A principal autora do estudo, Barbara Cardoso, professora sênior de nutrição e dietética da Universidade Monash, destacou que a relação observada não depende apenas da qualidade geral da dieta.
“Essa associação não mudou mesmo entre participantes que seguiam a dieta mediterrânea, indicando que o problema está no nível de processamento dos alimentos, e não apenas na substituição de opções saudáveis”, explicou a pesquisadora.
Ou seja: consumir vegetais, frutas e alimentos naturais continua sendo fundamental, mas isso pode não ser suficiente para neutralizar os danos causados pela ingestão frequente de ultraprocessados.
O que são alimentos ultraprocessados?
Os ultraprocessados são produtos industrializados com pouco ou nenhum alimento integral em sua composição. Eles passam por diversas etapas químicas e industriais e costumam conter:
- corantes artificiais;
- aromatizantes;
- conservantes;
- emulsificantes;
- excesso de açúcar;
- sódio em alta quantidade;
- gorduras refinadas.
Entram nessa categoria:
- salgadinhos industrializados;
- refrigerantes;
- biscoitos recheados;
- macarrão instantâneo;
- embutidos;
- refeições congeladas prontas;
- sobremesas industrializadas.
Especialistas costumam classificá-los como alimentos “pré-digeridos”, já que seus ingredientes são modificados de forma intensa para potencializar sabor, textura e durabilidade.
Relação com o cérebro
Embora o estudo não comprove causa e efeito, especialistas apontam mecanismos biológicos que podem explicar essa associação.
Entre eles estão:
Inflamação crônica: pode comprometer a circulação cerebral.
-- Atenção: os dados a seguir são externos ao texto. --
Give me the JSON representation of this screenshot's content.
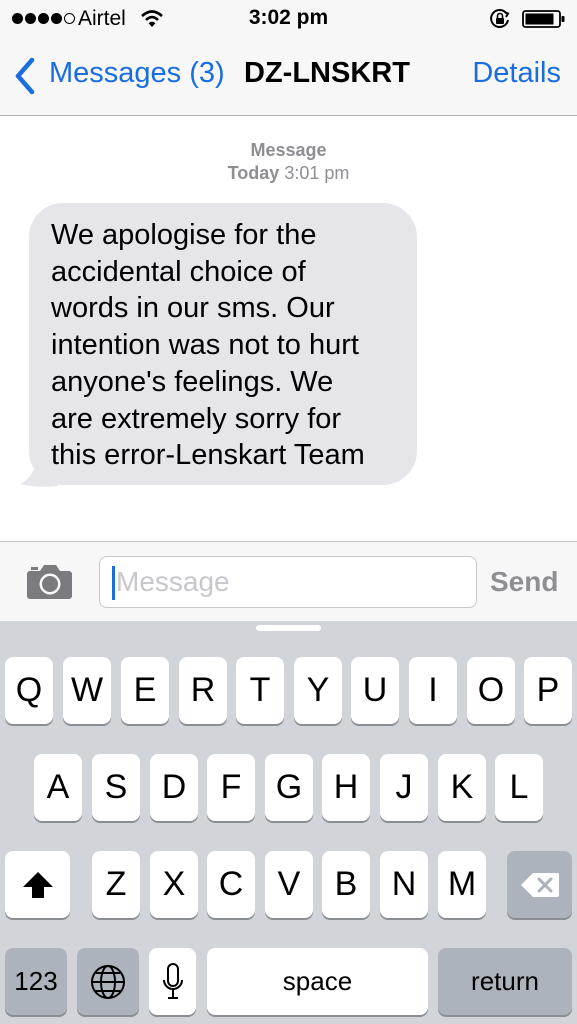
{
  "status_bar": {
    "carrier": "Airtel",
    "time": "3:02 pm",
    "signal_dots_filled": 4,
    "signal_dots_total": 5,
    "icons": [
      "wifi-icon",
      "rotation-lock-icon",
      "battery-icon"
    ]
  },
  "nav": {
    "back_label": "Messages (3)",
    "title": "DZ-LNSKRT",
    "details_label": "Details"
  },
  "conversation": {
    "timestamp_label": "Message",
    "timestamp_day": "Today",
    "timestamp_time": "3:01 pm",
    "messages": [
      {
        "direction": "incoming",
        "lines": [
          "We apologise for the",
          "accidental choice of",
          "words in our sms. Our",
          "intention was not to hurt",
          "anyone's feelings. We",
          "are extremely sorry for",
          "this error-Lenskart Team"
        ]
      }
    ]
  },
  "input_bar": {
    "placeholder": "Message",
    "send_label": "Send"
  },
  "keyboard": {
    "row1": [
      "Q",
      "W",
      "E",
      "R",
      "T",
      "Y",
      "U",
      "I",
      "O",
      "P"
    ],
    "row2": [
      "A",
      "S",
      "D",
      "F",
      "G",
      "H",
      "J",
      "K",
      "L"
    ],
    "row3": [
      "Z",
      "X",
      "C",
      "V",
      "B",
      "N",
      "M"
    ],
    "numbers_label": "123",
    "space_label": "space",
    "return_label": "return"
  },
  "colors": {
    "accent": "#1a6dde",
    "bubble_incoming": "#e5e5ea",
    "keyboard_bg": "#d1d4d9",
    "key_dark": "#acb3bc"
  }
}
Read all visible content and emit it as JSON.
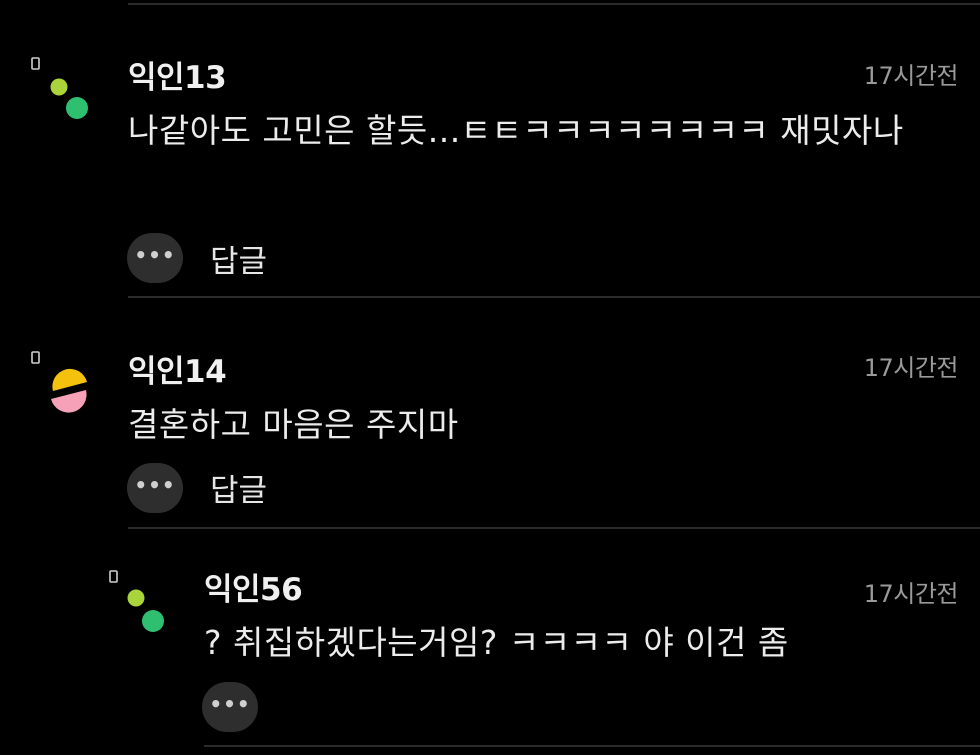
{
  "comments": [
    {
      "username": "익인13",
      "time": "17시간전",
      "text": "나같아도 고민은 할듯...ㅌㅌㅋㅋㅋㅋㅋㅋㅋㅋ 재밋자나",
      "more": "•••",
      "reply": "답글",
      "avatar": "green-dots"
    },
    {
      "username": "익인14",
      "time": "17시간전",
      "text": "결혼하고 마음은 주지마",
      "more": "•••",
      "reply": "답글",
      "avatar": "yellow-pink-halves"
    },
    {
      "username": "익인56",
      "time": "17시간전",
      "text": "? 취집하겠다는거임? ㅋㅋㅋㅋ 야 이건 좀",
      "more": "•••",
      "avatar": "green-dots"
    }
  ],
  "colors": {
    "background": "#000000",
    "divider": "#2b2b2b",
    "avatar_green_light": "#a9d43a",
    "avatar_green": "#2fbf71",
    "avatar_yellow": "#f4c20d",
    "avatar_pink": "#f7a1b8"
  }
}
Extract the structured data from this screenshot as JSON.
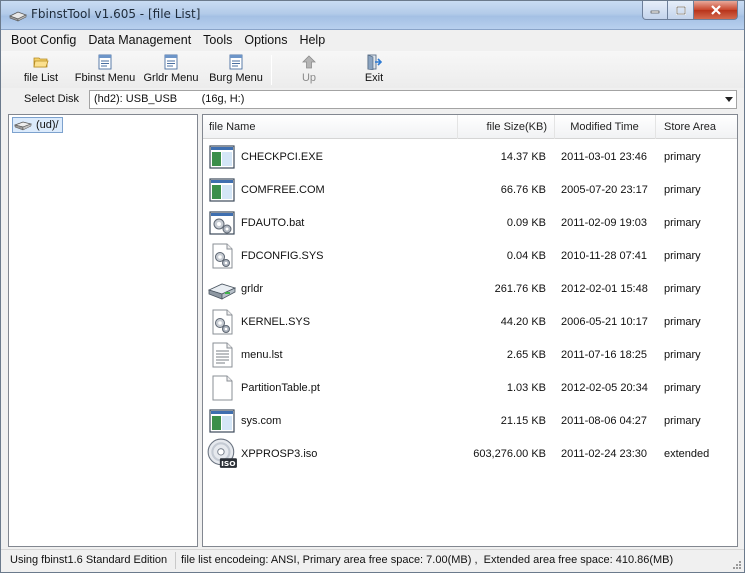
{
  "window": {
    "title": "FbinstTool v1.605 - [file List]"
  },
  "menu": [
    "Boot Config",
    "Data Management",
    "Tools",
    "Options",
    "Help"
  ],
  "toolbar": {
    "file_list": "file List",
    "fbinst_menu": "Fbinst Menu",
    "grldr_menu": "Grldr Menu",
    "burg_menu": "Burg Menu",
    "up": "Up",
    "exit": "Exit"
  },
  "disk": {
    "label": "Select Disk",
    "value": "(hd2): USB_USB        (16g, H:)"
  },
  "tree": {
    "root": "(ud)/"
  },
  "columns": {
    "name": "file Name",
    "size": "file Size(KB)",
    "modified": "Modified Time",
    "area": "Store Area"
  },
  "files": [
    {
      "name": "CHECKPCI.EXE",
      "size": "14.37 KB",
      "modified": "2011-03-01 23:46",
      "area": "primary",
      "icon": "exe-window-icon"
    },
    {
      "name": "COMFREE.COM",
      "size": "66.76 KB",
      "modified": "2005-07-20 23:17",
      "area": "primary",
      "icon": "exe-window-icon"
    },
    {
      "name": "FDAUTO.bat",
      "size": "0.09 KB",
      "modified": "2011-02-09 19:03",
      "area": "primary",
      "icon": "batch-gear-icon"
    },
    {
      "name": "FDCONFIG.SYS",
      "size": "0.04 KB",
      "modified": "2010-11-28 07:41",
      "area": "primary",
      "icon": "system-file-gear-icon"
    },
    {
      "name": "grldr",
      "size": "261.76 KB",
      "modified": "2012-02-01 15:48",
      "area": "primary",
      "icon": "drive-icon"
    },
    {
      "name": "KERNEL.SYS",
      "size": "44.20 KB",
      "modified": "2006-05-21 10:17",
      "area": "primary",
      "icon": "system-file-gear-icon"
    },
    {
      "name": "menu.lst",
      "size": "2.65 KB",
      "modified": "2011-07-16 18:25",
      "area": "primary",
      "icon": "text-document-icon"
    },
    {
      "name": "PartitionTable.pt",
      "size": "1.03 KB",
      "modified": "2012-02-05 20:34",
      "area": "primary",
      "icon": "blank-document-icon"
    },
    {
      "name": "sys.com",
      "size": "21.15 KB",
      "modified": "2011-08-06 04:27",
      "area": "primary",
      "icon": "exe-window-icon"
    },
    {
      "name": "XPPROSP3.iso",
      "size": "603,276.00 KB",
      "modified": "2011-02-24 23:30",
      "area": "extended",
      "icon": "iso-disc-icon"
    }
  ],
  "iso_badge": "ISO",
  "status": {
    "edition": "Using fbinst1.6 Standard Edition",
    "info": "file list encodeing: ANSI, Primary area free space: 7.00(MB) ,  Extended area free space: 410.86(MB)"
  },
  "colors": {
    "titlebar": "#b3cbe9",
    "close_button": "#c8452c",
    "selection": "#dcebfc"
  }
}
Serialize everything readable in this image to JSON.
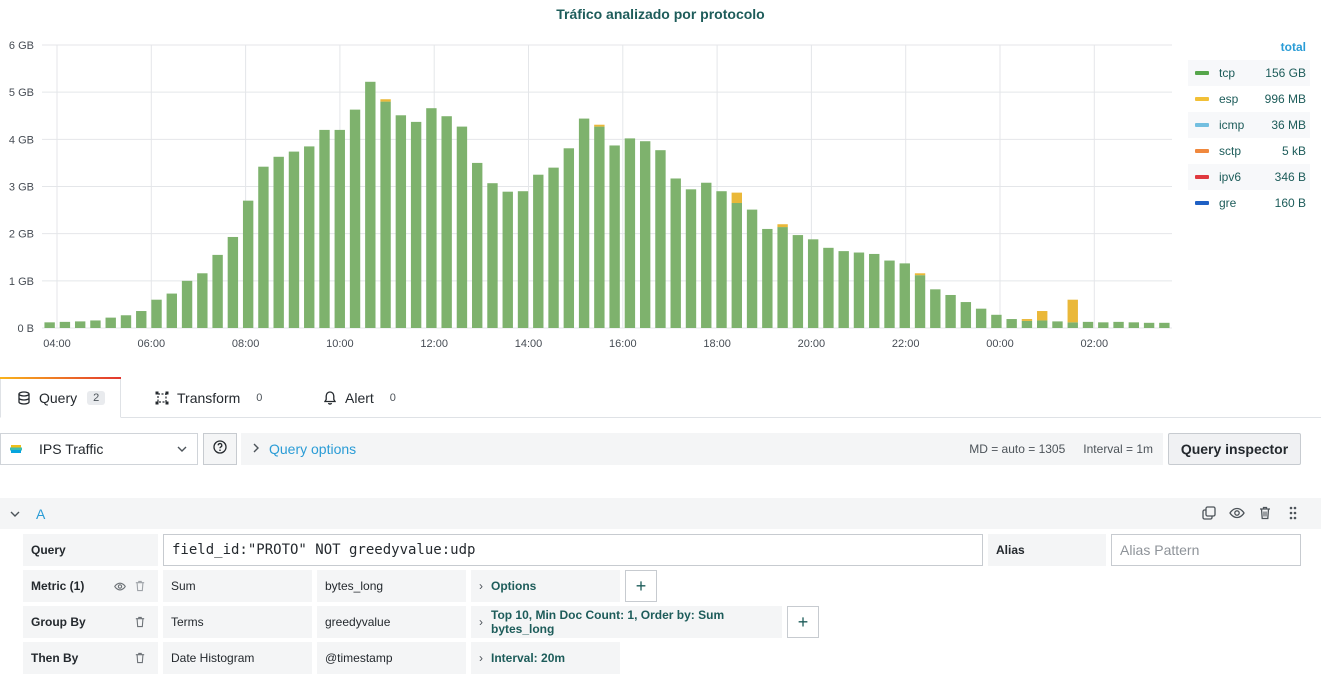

Desequilíbrio da microbiota intestinal: interfere no chamado eixo intestino-cérebro.
Estresse oxidativo: acelera danos celulares.
Alterações metabólicas: aumentam riscos de obesidade, diabetes e hipertensão — fatores já associados ao desenvolvimento de demência.
Para o neurologista W. Taylor Kimberly, professor da Harvard Medical School, o novo estudo reforça evidências já observadas em pesquisas anteriores.
Em janeiro, outro levantamento conduzido pelo especialista apontou que aumentar em 10% o consumo de ultraprocessados estava associado a um aumento de 16% no risco de comprometimento cognitivo, inclusive entre pessoas com alimentação predominantemente vegetal.
Janela importante de prevenção
Os pesquisadores destacam que a meia-idade pode ser um período decisivo para mudanças.
Segundo Cardoso, reduzir o consumo desses alimentos antes do surgimento de alterações neurológicas pode ajudar a diminuir o risco futuro.
“A meia-idade oferece uma oportunidade fundamental para agir sobre fatores de risco modificáveis”, concluiu.
Um alerta que vai além da Austrália
O cenário é especialmente preocupante quando se observa o consumo global desses produtos.
Dados recentes do Centro de Controle e Prevenção de Doenças (CDC), dos Estados Unidos, mostram que os ultraprocessados representam:
- 53% das calorias consumidas por adultos
- quase 62% entre crianças
Embora não existam números equivalentes atualizados para o Brasil no mesmo recorte, estudos nacionais já indicam crescimento contínuo desse consumo, impulsionado pela praticidade e pelo baixo custo.
A mensagem dos especialistas é clara: quanto mais próximo do alimento real, melhor para o cérebro — e para a saúde como um todo.